Guyane Correspondant,
C’est un secret de polichinelle en Guyane. Si l’opération « Harpie 2 » n’a pas été annoncée officiellement, ce deuxième dispositif exceptionnel de lutte contre l’orpaillage clandestin est déjà en place dans la forêt guyanaise, trésor de biodiversité qui recouvre 90 % des 83 500 km2 du département.
Ces dernières semaines, cinq nouveaux barrages fluviaux ont été érigés et cinq cents militaires et gendarmes ont débarqué de métropole, en renfort des quatre à cinq cents autres déjà engagés sur place. Annoncé en février 2008 par Nicolas Sarkozy pour durer « aussi longtemps qu’il le faudra », le premier plan « Harpie » - doté de moyens similaires - s’est arrêté au bout de quatre mois, les forces de l’ordre poursuivant alors la lutte avec les moyens antérieurs.
« Harpie ne s’est pas arrêté, c’est une continuité, avec une adaptation des moyens », nuance le secrétaire d’Etat à la défense et aux anciens combattants Jean-Marie Bockel, en visite en Guyane les 16 et 17 avril. Les gendarmes sont désormais dotés de Jet-Ski pour intercepter les pirogues clandestines et des gilets de sauvetage pare-balles sont utilisés par les commandos de marine. En 2008, en Guyane, les gendarmes ont été pris pour cible quarante-sept fois par des chercheurs d’or clandestins ou des trafiquants, à coups d’armes à feu.
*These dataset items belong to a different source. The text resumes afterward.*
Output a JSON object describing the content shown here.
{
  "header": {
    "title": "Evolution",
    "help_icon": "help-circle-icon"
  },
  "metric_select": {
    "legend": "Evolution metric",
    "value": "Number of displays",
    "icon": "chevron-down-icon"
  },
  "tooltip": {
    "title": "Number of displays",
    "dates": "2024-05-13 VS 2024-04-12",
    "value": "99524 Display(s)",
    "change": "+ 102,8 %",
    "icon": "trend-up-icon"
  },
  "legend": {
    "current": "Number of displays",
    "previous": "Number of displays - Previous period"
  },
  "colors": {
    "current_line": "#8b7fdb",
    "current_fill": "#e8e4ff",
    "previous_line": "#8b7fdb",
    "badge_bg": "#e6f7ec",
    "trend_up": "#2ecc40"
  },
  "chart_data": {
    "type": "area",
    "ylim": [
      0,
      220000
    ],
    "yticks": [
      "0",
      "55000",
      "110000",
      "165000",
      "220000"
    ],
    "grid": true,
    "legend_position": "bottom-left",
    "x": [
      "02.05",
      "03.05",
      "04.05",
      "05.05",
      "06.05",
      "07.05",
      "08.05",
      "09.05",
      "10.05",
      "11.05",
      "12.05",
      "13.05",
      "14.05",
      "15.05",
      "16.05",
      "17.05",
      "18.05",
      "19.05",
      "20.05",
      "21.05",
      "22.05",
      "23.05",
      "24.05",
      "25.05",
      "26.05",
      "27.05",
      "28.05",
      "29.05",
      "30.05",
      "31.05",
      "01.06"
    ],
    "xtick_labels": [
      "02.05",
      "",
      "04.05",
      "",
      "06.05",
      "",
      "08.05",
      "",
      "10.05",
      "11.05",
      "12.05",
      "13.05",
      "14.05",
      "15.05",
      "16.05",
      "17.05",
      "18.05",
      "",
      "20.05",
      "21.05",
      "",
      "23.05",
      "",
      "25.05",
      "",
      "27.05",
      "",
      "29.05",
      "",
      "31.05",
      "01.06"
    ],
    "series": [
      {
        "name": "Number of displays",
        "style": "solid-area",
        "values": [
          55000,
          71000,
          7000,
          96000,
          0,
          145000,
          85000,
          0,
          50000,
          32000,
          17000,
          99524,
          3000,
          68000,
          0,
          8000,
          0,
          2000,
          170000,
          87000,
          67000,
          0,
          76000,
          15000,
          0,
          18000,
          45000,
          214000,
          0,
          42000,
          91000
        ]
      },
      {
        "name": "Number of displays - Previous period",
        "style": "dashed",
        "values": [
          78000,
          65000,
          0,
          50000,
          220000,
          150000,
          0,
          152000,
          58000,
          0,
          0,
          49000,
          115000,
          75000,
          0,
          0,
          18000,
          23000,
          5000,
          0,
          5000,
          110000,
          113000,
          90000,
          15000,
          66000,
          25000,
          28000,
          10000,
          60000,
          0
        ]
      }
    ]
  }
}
Le 9 février, un piroguier brésilien a été abattu sur le fleuve Approuague par un tir de riposte des gendarmes, et en un an, trois Brésiliens sont morts noyés, en voulant forcer un barrage, ou à l’approche d’un contrôle.
PARC NATIONAL TOUCHÉ
« Les clandestins contournent les barrages en faisant des pistes dans la forêt », déplore une habitante du village amérindien d’Elaé, à Maripasoula, au sud de la Guyane. En 2008, les forces de l’ordre ont saisi plus d’une centaine de quads, des motos à quatre roues qui servent au ravitaillement des chantiers illégaux. Malgré la multiplication des opérations - 423 en 2008 -, la déforestation et la pollution des fleuves se sont aggravées, selon une étude confidentielle de l’Office national des forêts révélée en février par le quotidien France Guyane.
Dans le parc national du sud, 405 km de cours d’eau sont détruits et 1 121 km pollués. Les activités clandestines se développent de plus en plus près des zones habitées, précise aussi l’étude. Interdit en Guyane, le mercure est en vente libre sur la rive d’en face, au Surinam et au Brésil, et les clandestins l’utilisent sans contrôle.
Selon la cellule interrégionale d’épidémiologie Antilles-Guyane, en 2005, « 85 % des adultes et 50 % des enfants » des villages amérindiens de Maripasoula « dépassaient le seuil maximum de méthylmercure recommandé par l’Organisation mondiale de la santé », au-delà duquel peuvent apparaître des troubles du développement neuropsychologique du jeune enfant.
« Les Amérindiens font aussi l’objet de menaces, de vols dans leurs abattis », déplore Romain Taravella, chargé de programme au WWF, de retour d’un séjour sur place. L’orpaillage clandestin est aussi source de divisions dans les communautés. « Lors d’une réunion dans un village, j’ai vu deux groupes se former, puis s’invectiver, avec, d’un côté, ceux qui participent à cette activité - en faisant du transport du fret - et, de l’autre, ceux qui la condamnent », explique Romain Taravella.
A l’image des parlementaires guyanais, le WWF appelle à une « coopération bilatérale » avec le Brésil et le Surinam, où se trouvent les bases de ravitaillement de l’orpaillage clandestin et de vente de l’or guyanais. Un accord de coopération a été signé à Rio fin 2008 par les présidents Sarkozy et Lula pour un meilleur contrôle de la frontière, mais le traité doit encore être ratifié par le Parlement brésilien.